Now my car make a buzzzzzz sound as i press on the gas, sounds like a super charger...Help!!!!! I dont know where the sound is coming from, any ideas, Oh its on the Pass. side of the engine.


----------



## Zen31ZR (Mar 24, 2004)

Did you install a new tensioner pulley? Mine was making approximately the same sort of noise, and also had a brand new pulley. Make sure you didn't over tension the T-belt.


----------



## JAMESZ (Mar 12, 2004)

Go tighten down all the pulleys first. When I did my tune up and all I was in a rush to get it done as there was a club activity the next day. Well I didn't finish till 4 in the morning and I somehow forgot to tighten the A/C pulley all the way and it made one hell of a noise. I had to replace the pulley because I sent the bearing to hell and Nissan won't sell replacement bearings.


----------



## kutrecords2005 (Mar 4, 2005)

*any clue as what to do with my old parts?*

is there any sort of market for my old z parts cuz i have a good a/c compressor my a/c still blew cold when i removed it , all the brackets,
ps pump and brackets, and timing cover etc and im sure there will be much more by the end of the week when i get the new turbo in oh yeah all the a/c lines and condenser are there too


----------



## ♣300zx♣ (Aug 6, 2004)

♣Zen31ZR♣ said:


> Did you install a new tensioner pulley? Mine was making approximately the same sort of noise, and also had a brand new pulley.

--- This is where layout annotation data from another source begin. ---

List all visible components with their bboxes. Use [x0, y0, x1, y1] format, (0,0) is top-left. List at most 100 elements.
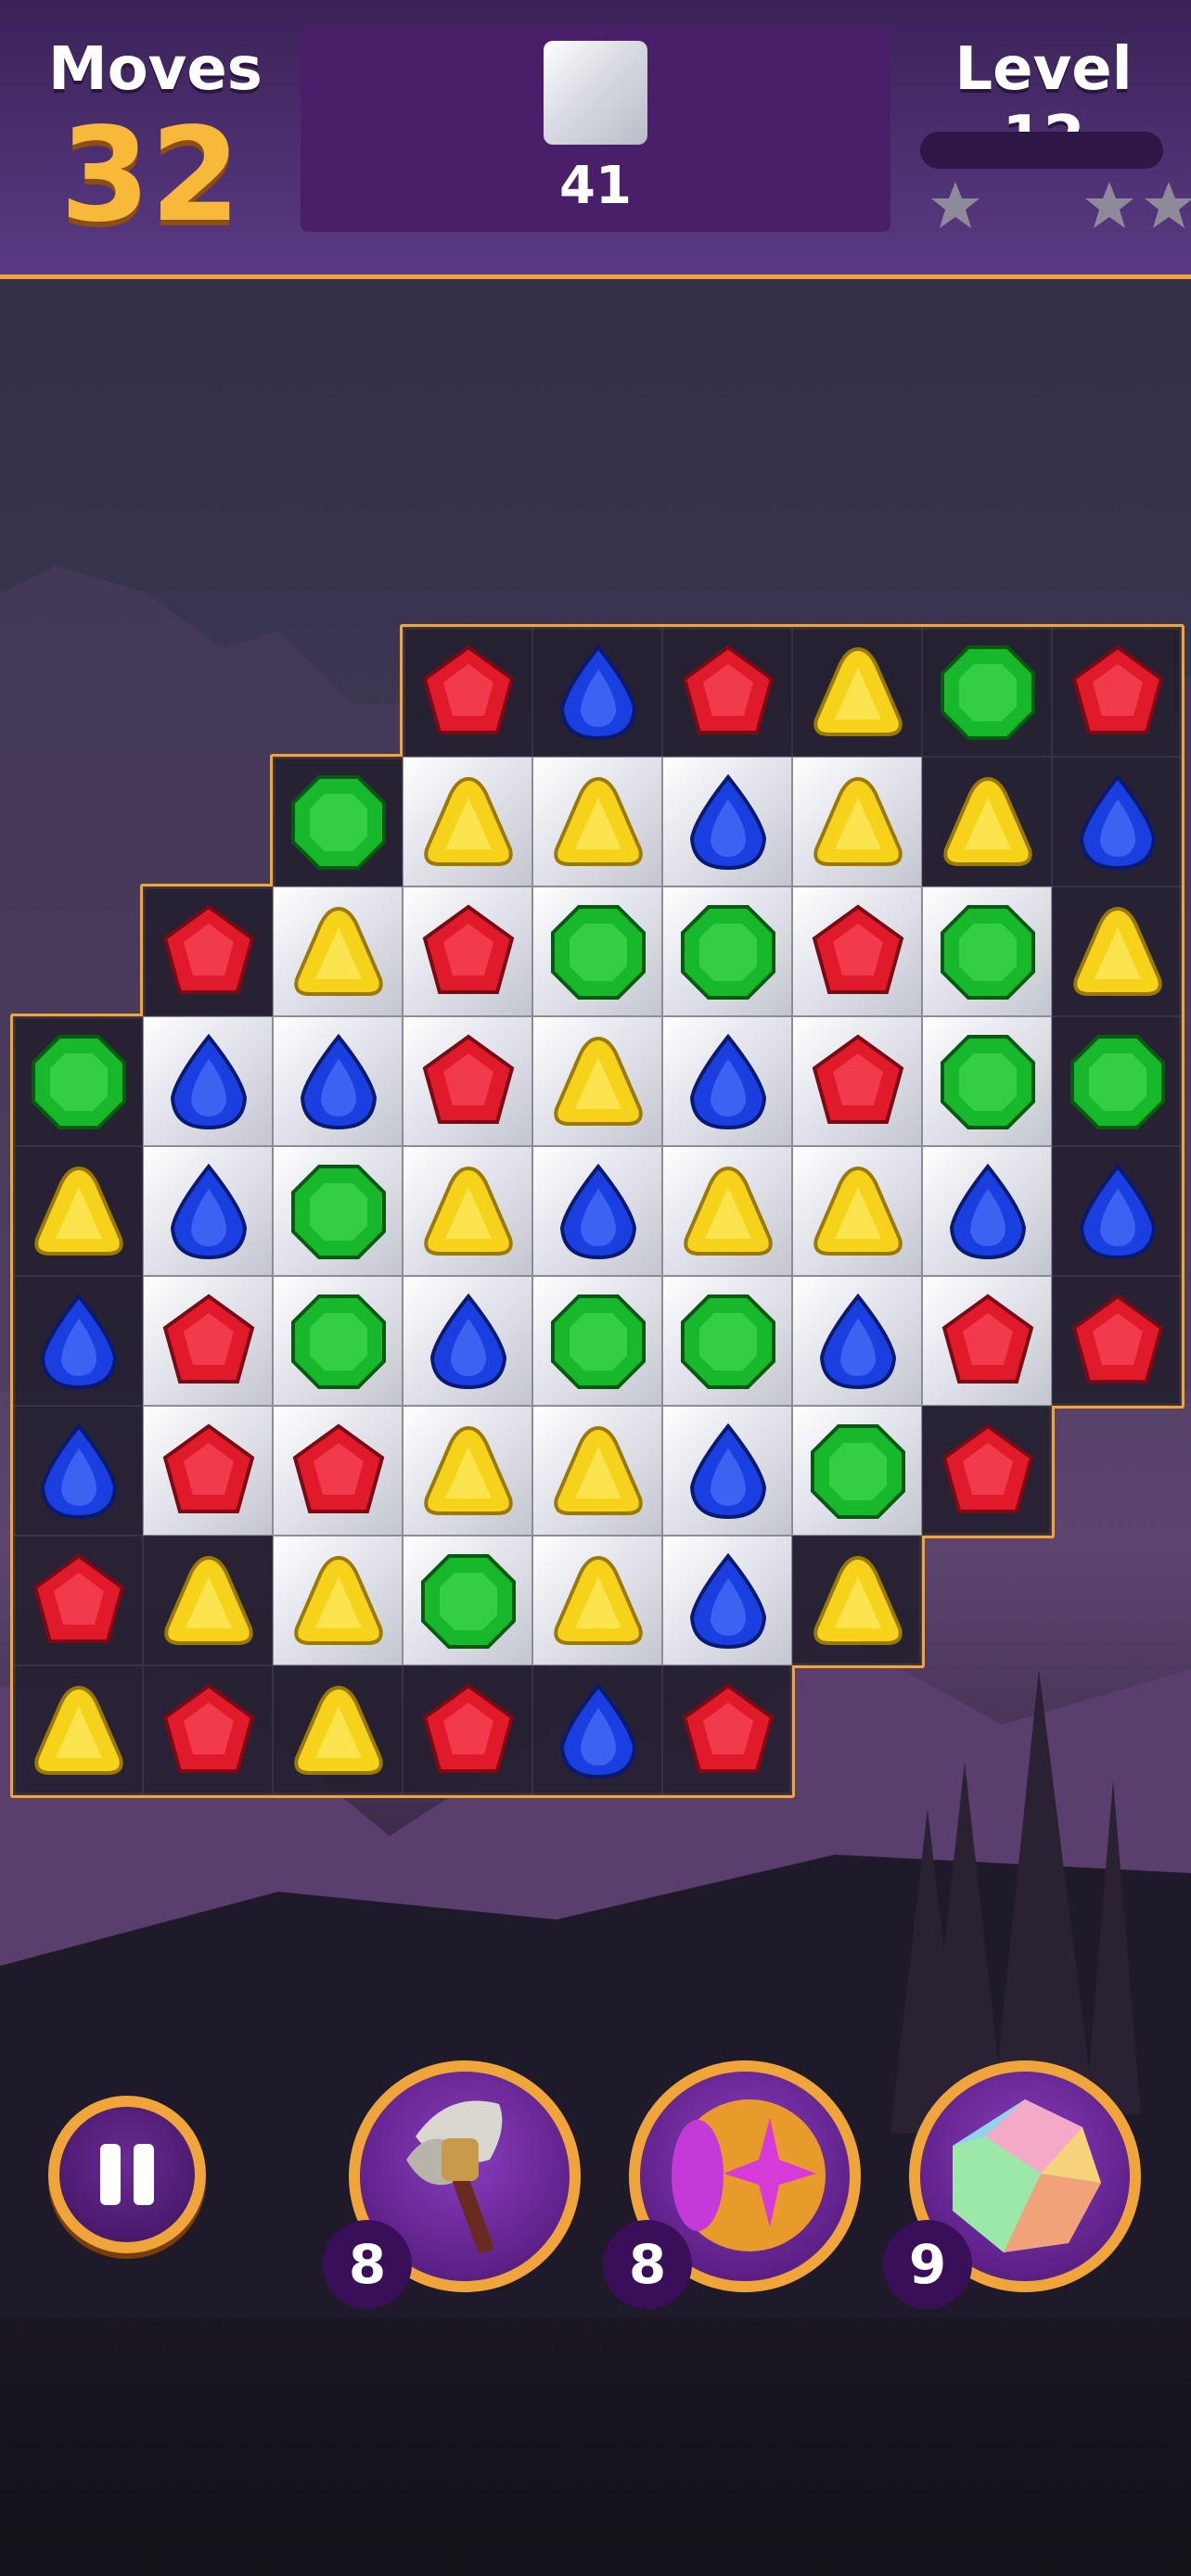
yellow-gem-icon: [813, 776, 903, 866]
board-cell[interactable]: [662, 1665, 792, 1795]
marble-blocker-tile[interactable]: [662, 1276, 792, 1406]
marble-blocker-tile[interactable]: [403, 1406, 532, 1536]
marble-blocker-tile[interactable]: [273, 1016, 403, 1146]
marble-blocker-tile[interactable]: [662, 1016, 792, 1146]
board-cell[interactable]: [143, 1536, 273, 1665]
marble-blocker-tile[interactable]: [662, 1406, 792, 1536]
marble-blocker-tile[interactable]: [792, 1016, 922, 1146]
marble-blocker-tile[interactable]: [143, 1146, 273, 1276]
board-cell[interactable]: [143, 1665, 273, 1795]
marble-blocker-tile[interactable]: [792, 886, 922, 1016]
yellow-gem-icon: [813, 646, 903, 736]
blue-gem-icon: [170, 1163, 248, 1260]
hammer-booster-button[interactable]: 8: [323, 2060, 581, 2309]
board-cell[interactable]: [273, 1665, 403, 1795]
board-cell[interactable]: [13, 1536, 143, 1665]
marble-blocker-tile[interactable]: [792, 1146, 922, 1276]
marble-blocker-tile[interactable]: [532, 1276, 662, 1406]
board-cell[interactable]: [922, 757, 1052, 886]
marble-blocker-tile[interactable]: [792, 1276, 922, 1406]
board-cell[interactable]: [1052, 1276, 1182, 1406]
marble-blocker-tile[interactable]: [143, 1276, 273, 1406]
board-cell[interactable]: [662, 627, 792, 757]
rainbow-gem-booster-button[interactable]: 9: [883, 2060, 1141, 2309]
marble-blocker-tile[interactable]: [273, 1276, 403, 1406]
board-cell[interactable]: [143, 886, 273, 1016]
blue-gem-icon: [689, 1552, 767, 1650]
marble-blocker-tile[interactable]: [662, 757, 792, 886]
board-cell[interactable]: [13, 1665, 143, 1795]
board-cell[interactable]: [922, 1406, 1052, 1536]
yellow-gem-icon: [554, 1555, 643, 1645]
yellow-gem-icon: [813, 1555, 903, 1645]
board-cell[interactable]: [1052, 1146, 1182, 1276]
yellow-gem-icon: [424, 1166, 513, 1256]
marble-blocker-tile[interactable]: [532, 1406, 662, 1536]
marble-blocker-tile[interactable]: [273, 1536, 403, 1665]
marble-blocker-tile[interactable]: [403, 1276, 532, 1406]
marble-blocker-tile[interactable]: [792, 757, 922, 886]
board-cell[interactable]: [532, 627, 662, 757]
board-cell[interactable]: [792, 1536, 922, 1665]
blue-gem-icon: [429, 1293, 507, 1390]
marble-blocker-tile[interactable]: [403, 1536, 532, 1665]
board-cell[interactable]: [13, 1146, 143, 1276]
marble-blocker-tile[interactable]: [403, 757, 532, 886]
pause-button[interactable]: [48, 2096, 206, 2253]
board-cell[interactable]: [1052, 627, 1182, 757]
star-orb-booster-count: 8: [603, 2220, 692, 2309]
marble-blocker-tile[interactable]: [532, 757, 662, 886]
yellow-gem-icon: [164, 1555, 253, 1645]
marble-blocker-tile[interactable]: [662, 1536, 792, 1665]
board-cell[interactable]: [273, 757, 403, 886]
green-gem-icon: [681, 905, 775, 1000]
marble-blocker-tile[interactable]: [532, 886, 662, 1016]
green-gem-icon: [32, 1035, 126, 1129]
board-cell[interactable]: [1052, 757, 1182, 886]
marble-blocker-tile[interactable]: [792, 1406, 922, 1536]
blue-gem-icon: [40, 1293, 118, 1390]
board-cell[interactable]: [792, 627, 922, 757]
board-cell[interactable]: [13, 1406, 143, 1536]
green-gem-icon: [291, 1294, 386, 1389]
marble-blocker-tile[interactable]: [922, 1016, 1052, 1146]
yellow-gem-icon: [34, 1166, 123, 1256]
red-gem-icon: [422, 1683, 515, 1773]
marble-blocker-tile[interactable]: [403, 1016, 532, 1146]
board-cell[interactable]: [922, 627, 1052, 757]
marble-blocker-tile[interactable]: [922, 886, 1052, 1016]
marble-blocker-tile[interactable]: [403, 886, 532, 1016]
yellow-gem-icon: [1073, 906, 1162, 996]
yellow-gem-icon: [943, 776, 1032, 866]
star-orb-booster-button[interactable]: 8: [603, 2060, 861, 2309]
marble-blocker-tile[interactable]: [532, 1536, 662, 1665]
marble-blocker-tile[interactable]: [403, 1146, 532, 1276]
board-cell[interactable]: [13, 1016, 143, 1146]
marble-blocker-tile[interactable]: [532, 1146, 662, 1276]
marble-blocker-tile[interactable]: [143, 1016, 273, 1146]
marble-blocker-tile[interactable]: [273, 1406, 403, 1536]
marble-blocker-tile[interactable]: [662, 1146, 792, 1276]
board-cell[interactable]: [532, 1665, 662, 1795]
marble-blocker-tile[interactable]: [273, 886, 403, 1016]
yellow-gem-icon: [813, 1166, 903, 1256]
marble-blocker-tile[interactable]: [662, 886, 792, 1016]
board-cell[interactable]: [403, 627, 532, 757]
marble-blocker-tile[interactable]: [922, 1276, 1052, 1406]
board-cell[interactable]: [403, 1665, 532, 1795]
blue-gem-icon: [689, 773, 767, 871]
board-cell[interactable]: [1052, 886, 1182, 1016]
board-cell[interactable]: [13, 1276, 143, 1406]
red-gem-icon: [422, 644, 515, 734]
marble-blocker-tile[interactable]: [143, 1406, 273, 1536]
green-gem-icon: [1070, 1035, 1165, 1129]
red-gem-icon: [422, 1034, 515, 1124]
green-gem-icon: [291, 775, 386, 870]
marble-blocker-tile[interactable]: [532, 1016, 662, 1146]
yellow-gem-icon: [294, 1555, 383, 1645]
marble-blocker-tile[interactable]: [922, 1146, 1052, 1276]
board-cell[interactable]: [1052, 1016, 1182, 1146]
green-gem-icon: [811, 1424, 905, 1519]
red-gem-icon: [292, 1423, 385, 1513]
marble-blocker-tile[interactable]: [273, 1146, 403, 1276]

Make sure you didn't over tension the T-belt.


I a brand new tensioner pulley and the belt is just right, the flex is only .5in just like the book said. any other ideas, it sounds like my power stearing pump?


----------



## JAMESZ (Mar 12, 2004)

Did you check the pulleys? All of them?


----------



## asleepz (Feb 24, 2004)

♣300zx♣ said:


> I a brand new tensioner pulley and the belt is just right, the flex is only .5in just like the book said. any other ideas, it sounds like my power stearing pump?



Check your fluid. Mine is doing the same thing and it means she's thirsty.


----------



## Zen31ZR (Mar 24, 2004)

♣AsleepZ♣ said:


> Check your fluid. Mine is doing the same thing and it means she's thirsty.


Mine made that same sound and it was full. The sound may be caused by a loose belt, try tightening that first.


----------



## asleepz (Feb 24, 2004)

♣Zen31ZR♣ said:


> Mine made that same sound and it was full. The sound may be caused by a loose belt, try tightening that first.



My belts are fine. Brand new and tight. She's thirsty, because when I filled it up today she settled down.


----------



## Zen31ZR (Mar 24, 2004)

♣AsleepZ♣ said:


> My belts are fine. Brand new and tight. She's thirsty, because when I filled it up today she settled down.


No, him, not you.....


----------



## ♣300zx♣ (Aug 6, 2004)

♣Zen31ZR♣ said:


> No, him, not you.....


The belt is just right, I think its the bearing in the power steering pump.


----------